Dennoch ist „erzählendes Sachbuch“ sicherlich eine korrekte Beschreibung, werden im Buch doch die einzelnen Themenblöcke anhand von Anekdoten und Gesprächsmitschnitten näher beleuchtet. Dadurch verbleibt das Buch eine sehr niederschwellige Lektüre, die einen guten Überblick und Einstieg in die Thematik bietet, da die wissenschaftlichen Passagen im Vergleich zu den Ankdoten vom Umfang her als eher gering anzusehen sind.

Dabei ist vor allem der Humor hervorzuheben. Ursi Breidenbach und Heike Abidi berichten sowohl humorvoll aus ihren eigenen Erfahrungen als auch aus den Gesprächen mit anderen Personen. Trotz der naturgemäß hierbei auch angesprochenen, schweren Themen, gelingt es dabei durch eine abwechslungsreiche und gekonnte Kapitelanordnung, nie die Stimmung zu drückend werden zu lassen.

Aufgelockert wird das Buch weiterhin durch den Einbau und Vergleich von fiktiven Geschwisterpaaren in Film und Literatur sowie berühmten Geschwisterpaaren der Geschichte. Lediglich die Schwerpunktsetzung funktioniert dabei nicht immer – so werden einige interessante Themen viel zu kurz beleuchtet, während die einzelnen Gesprächsschilderungen viel Platz einnehmen.

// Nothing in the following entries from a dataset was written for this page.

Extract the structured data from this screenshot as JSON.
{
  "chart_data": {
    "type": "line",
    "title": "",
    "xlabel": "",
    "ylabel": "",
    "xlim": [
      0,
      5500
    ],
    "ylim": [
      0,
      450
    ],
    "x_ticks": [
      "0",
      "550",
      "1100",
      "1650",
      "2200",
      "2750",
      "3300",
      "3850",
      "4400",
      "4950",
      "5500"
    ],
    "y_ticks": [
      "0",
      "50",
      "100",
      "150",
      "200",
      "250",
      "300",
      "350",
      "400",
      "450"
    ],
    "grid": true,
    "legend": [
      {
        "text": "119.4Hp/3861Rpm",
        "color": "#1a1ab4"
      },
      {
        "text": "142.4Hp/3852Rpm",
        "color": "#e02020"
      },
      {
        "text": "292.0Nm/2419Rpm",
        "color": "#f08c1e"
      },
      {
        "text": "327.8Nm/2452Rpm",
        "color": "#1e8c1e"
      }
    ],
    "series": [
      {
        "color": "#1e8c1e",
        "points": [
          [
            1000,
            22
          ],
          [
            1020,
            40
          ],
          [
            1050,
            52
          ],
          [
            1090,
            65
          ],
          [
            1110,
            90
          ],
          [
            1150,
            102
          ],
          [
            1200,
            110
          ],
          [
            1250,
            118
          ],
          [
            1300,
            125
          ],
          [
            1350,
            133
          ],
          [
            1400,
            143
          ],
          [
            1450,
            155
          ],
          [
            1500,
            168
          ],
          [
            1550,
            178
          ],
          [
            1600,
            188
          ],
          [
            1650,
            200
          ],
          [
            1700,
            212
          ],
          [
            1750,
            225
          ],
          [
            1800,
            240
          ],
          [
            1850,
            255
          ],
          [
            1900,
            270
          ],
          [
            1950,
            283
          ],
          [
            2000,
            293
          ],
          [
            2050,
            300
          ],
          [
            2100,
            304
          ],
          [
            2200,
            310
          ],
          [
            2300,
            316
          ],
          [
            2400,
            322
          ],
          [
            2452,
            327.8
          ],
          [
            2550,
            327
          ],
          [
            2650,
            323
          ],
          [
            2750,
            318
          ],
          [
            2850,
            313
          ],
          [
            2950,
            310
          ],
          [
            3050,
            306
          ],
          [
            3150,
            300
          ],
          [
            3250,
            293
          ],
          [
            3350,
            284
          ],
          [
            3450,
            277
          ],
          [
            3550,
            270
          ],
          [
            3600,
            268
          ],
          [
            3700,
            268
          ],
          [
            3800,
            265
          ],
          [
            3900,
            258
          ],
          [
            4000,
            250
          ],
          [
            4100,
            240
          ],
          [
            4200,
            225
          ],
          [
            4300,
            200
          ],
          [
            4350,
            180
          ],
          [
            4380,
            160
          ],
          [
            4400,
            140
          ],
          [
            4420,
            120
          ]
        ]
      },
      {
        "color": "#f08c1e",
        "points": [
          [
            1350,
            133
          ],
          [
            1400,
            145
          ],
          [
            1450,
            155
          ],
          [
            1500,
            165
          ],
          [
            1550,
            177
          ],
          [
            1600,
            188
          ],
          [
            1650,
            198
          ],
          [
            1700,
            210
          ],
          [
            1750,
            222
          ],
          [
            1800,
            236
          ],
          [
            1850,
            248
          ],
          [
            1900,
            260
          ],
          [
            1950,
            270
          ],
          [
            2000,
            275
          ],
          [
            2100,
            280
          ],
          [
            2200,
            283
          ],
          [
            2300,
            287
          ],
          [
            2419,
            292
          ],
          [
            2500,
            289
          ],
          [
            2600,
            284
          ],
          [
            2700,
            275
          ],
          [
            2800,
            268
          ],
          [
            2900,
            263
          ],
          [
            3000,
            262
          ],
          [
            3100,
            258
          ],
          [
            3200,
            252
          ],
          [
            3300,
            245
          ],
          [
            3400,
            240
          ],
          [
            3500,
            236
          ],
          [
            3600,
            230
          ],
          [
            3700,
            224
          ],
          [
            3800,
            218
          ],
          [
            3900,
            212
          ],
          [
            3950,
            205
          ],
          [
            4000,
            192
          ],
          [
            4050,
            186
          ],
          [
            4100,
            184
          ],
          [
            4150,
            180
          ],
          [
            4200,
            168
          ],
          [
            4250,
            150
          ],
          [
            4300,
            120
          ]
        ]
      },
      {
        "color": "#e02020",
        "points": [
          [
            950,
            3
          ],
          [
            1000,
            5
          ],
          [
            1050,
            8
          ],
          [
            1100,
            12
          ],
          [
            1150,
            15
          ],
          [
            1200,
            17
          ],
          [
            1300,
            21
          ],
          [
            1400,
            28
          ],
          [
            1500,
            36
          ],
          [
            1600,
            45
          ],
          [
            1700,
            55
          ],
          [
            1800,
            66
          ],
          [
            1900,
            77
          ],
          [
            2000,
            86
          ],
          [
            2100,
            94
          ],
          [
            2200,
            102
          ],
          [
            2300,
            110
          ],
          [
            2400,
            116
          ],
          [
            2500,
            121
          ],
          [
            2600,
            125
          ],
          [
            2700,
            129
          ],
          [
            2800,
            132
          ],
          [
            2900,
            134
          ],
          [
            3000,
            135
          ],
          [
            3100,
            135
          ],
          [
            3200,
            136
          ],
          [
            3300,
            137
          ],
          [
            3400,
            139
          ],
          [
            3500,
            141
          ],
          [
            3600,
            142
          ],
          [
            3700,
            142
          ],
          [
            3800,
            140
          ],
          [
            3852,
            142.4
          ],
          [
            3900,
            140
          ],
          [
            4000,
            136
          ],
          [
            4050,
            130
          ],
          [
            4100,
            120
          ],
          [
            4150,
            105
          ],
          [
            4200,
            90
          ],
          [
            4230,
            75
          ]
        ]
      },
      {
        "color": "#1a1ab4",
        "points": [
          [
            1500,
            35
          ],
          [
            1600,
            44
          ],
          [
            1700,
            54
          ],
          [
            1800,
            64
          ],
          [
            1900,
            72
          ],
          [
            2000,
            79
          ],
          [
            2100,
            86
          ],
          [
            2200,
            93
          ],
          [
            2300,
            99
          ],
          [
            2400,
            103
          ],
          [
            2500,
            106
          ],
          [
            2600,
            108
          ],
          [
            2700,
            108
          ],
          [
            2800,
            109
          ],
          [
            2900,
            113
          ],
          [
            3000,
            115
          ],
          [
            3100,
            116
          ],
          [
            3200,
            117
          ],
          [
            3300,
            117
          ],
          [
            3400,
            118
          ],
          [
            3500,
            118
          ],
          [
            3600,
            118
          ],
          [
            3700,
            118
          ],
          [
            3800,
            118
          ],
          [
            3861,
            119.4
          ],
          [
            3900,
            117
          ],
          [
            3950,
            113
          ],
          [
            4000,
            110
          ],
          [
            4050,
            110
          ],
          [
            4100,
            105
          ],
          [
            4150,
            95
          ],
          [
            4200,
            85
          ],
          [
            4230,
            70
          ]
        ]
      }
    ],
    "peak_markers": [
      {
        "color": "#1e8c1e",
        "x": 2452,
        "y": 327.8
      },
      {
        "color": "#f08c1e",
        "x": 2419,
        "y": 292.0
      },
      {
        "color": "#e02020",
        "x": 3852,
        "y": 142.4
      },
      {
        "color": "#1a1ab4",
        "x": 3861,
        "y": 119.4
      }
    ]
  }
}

Die Buchgestaltung ist gelungen. Lektorat und Korrektorat haben sauber gearbeitet, der Buchsatz überzeugt sogar auf ganzer Linie durch die grafisch aufwendige Darstellung und Anordnung der Textblöcke. Das Cover ist ein absoluter Eyecatcher, auf dem Titel leicht geprägt und mit Klappen und toll gestalteten, farbigen Coverinnenseiten versehen. Lediglich das wunderschöne Covermotiv passt nicht so recht. Während Alpakas immer gehen und den Zeitgeist perfekt treffen, wird mit einem weißen und einem schwarzen Alpaka – zumindest von mir – eine Alpakahochzeit assoziiert.

Mein Fazit? „Geschwister sind wie Gummibärchen“ ist ein amüsantes, erzählendes Sachbuch mit einigen interessanten Informationen, das auch durch seinen tollen Satz und durch eine gekonnte Anordnung der Passagen glänzen kann, dabei aber teils etwas an der Oberfläche verbleibt. Gerade für Einsteiger als Überblick und – natürlich für Geschwister – bedenkenlos zu empfehlen.